Ему не нужно ни лгать, ни лукавить — ведь они уже договорились, что, если Билл попросит его прочесть еще какую-то часть рукописи, Лессер ограничится вопросами формы и постарается подсказать, как лучше сделать то, что следует сделать лучше. А Билл, со своей стороны, обещал терпеливо выслушать его.
И Билл терпеливо слушал, а Лессер подсказывал. Прекрасны первые страницы, хотя в целом глава не вполне удовлетворительна.
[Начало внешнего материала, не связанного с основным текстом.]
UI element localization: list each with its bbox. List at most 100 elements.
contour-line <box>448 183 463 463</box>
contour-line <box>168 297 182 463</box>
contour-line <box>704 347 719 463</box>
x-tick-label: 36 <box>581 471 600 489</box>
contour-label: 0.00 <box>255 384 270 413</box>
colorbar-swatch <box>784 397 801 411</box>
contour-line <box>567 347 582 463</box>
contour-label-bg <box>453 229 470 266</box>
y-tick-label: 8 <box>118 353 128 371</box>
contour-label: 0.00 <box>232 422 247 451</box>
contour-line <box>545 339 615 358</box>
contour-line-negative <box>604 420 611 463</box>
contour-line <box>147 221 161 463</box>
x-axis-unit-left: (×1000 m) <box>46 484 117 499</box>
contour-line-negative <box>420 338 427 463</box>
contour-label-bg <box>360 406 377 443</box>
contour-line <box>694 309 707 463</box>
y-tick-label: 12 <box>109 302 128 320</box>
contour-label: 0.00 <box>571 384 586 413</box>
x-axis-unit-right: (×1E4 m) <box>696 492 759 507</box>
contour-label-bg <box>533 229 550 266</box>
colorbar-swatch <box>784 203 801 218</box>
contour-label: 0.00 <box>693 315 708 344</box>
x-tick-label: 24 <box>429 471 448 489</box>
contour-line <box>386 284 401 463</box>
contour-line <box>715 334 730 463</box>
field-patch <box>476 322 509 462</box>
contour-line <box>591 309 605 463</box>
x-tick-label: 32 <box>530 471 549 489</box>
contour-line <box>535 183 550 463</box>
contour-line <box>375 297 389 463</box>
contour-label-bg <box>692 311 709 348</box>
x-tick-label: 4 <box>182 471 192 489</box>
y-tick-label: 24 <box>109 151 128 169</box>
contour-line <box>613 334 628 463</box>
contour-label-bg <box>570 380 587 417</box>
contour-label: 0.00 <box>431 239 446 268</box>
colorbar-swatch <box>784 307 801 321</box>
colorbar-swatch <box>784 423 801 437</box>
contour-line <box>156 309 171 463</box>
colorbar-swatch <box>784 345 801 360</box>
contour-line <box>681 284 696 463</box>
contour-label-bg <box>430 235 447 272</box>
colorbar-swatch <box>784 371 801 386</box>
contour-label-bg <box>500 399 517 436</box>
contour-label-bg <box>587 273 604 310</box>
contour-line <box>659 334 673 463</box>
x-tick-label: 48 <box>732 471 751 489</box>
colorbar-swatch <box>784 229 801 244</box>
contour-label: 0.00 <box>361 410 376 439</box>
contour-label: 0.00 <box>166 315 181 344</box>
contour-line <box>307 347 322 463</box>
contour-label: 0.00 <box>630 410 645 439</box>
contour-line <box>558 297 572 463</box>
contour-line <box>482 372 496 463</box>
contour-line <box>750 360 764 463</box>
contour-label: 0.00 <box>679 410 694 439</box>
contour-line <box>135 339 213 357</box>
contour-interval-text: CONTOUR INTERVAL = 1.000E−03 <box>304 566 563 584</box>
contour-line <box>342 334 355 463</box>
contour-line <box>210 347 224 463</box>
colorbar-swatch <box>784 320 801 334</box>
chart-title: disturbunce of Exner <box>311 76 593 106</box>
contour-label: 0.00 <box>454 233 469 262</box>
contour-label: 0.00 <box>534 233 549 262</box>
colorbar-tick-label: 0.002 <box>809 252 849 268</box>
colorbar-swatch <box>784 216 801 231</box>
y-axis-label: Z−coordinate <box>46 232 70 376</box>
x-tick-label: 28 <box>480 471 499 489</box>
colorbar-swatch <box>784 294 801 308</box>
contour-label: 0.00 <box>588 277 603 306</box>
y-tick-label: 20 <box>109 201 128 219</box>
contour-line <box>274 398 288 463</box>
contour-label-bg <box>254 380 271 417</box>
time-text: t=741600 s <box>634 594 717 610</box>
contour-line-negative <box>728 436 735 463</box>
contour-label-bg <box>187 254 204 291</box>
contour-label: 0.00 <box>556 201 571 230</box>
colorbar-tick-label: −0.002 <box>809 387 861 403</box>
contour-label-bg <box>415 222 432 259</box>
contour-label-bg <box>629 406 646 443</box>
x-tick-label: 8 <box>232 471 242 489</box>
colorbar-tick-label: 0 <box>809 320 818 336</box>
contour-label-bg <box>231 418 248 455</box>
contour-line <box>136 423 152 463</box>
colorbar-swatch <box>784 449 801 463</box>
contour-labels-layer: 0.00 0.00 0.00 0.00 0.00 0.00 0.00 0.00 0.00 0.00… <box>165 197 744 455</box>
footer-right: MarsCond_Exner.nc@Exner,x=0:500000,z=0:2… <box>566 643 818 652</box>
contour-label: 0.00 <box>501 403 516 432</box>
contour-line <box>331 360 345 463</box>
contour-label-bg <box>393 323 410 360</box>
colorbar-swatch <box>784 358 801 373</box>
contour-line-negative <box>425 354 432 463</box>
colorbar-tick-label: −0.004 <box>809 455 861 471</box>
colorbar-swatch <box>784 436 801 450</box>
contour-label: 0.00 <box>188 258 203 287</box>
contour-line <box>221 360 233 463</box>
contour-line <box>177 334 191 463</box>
Основная ее часть сама по себе хороша — хотя этот кусок с потоком сознания не так уж необходим, по крайней мере, он мог бы быть меньше, — она изливается, как лава, вздымаясь и опадая, придавая твердость скалы той части книги, где автор говорит от своего лица; правда, это можно было бы сделать и на двадцати страницах или даже меньше. Облегчите, смягчите, вычеркните, переработайте; сделайте то-то и то-то, попробуйте сделать так, опустите это и это, и тогда следующий вариант, возможно, будет более удачным. Сперва Лессер говорил уверенно, хотя и подвергал про себя сомнению свою компетентность: что делает его таким авторитетом в области художественной литературы — пятнадцать лет писательства, давшего в итоге одну хорошую книгу, одну плохую и одну еще незаконченную? И в конечном счете может ли один писатель учить другого писать? Теоретически да, а на практике: помогает ли это? Или не помогает? Весьма сомнительно? Кто может ответить? Однако он зашел слишком далеко, и ему оставалось лишь бубнить свое. Они сидели на полу, поджав ноги по-турецки; Лессер держался за ступни, раскачиваясь взад и вперед, Билл терпеливо слушал, внимательно глядя на него, кивая серьезно и вдумчиво, но вот вопреки стараниям быть объективным его опухшие глаза розовато остекленели, тело напряглось.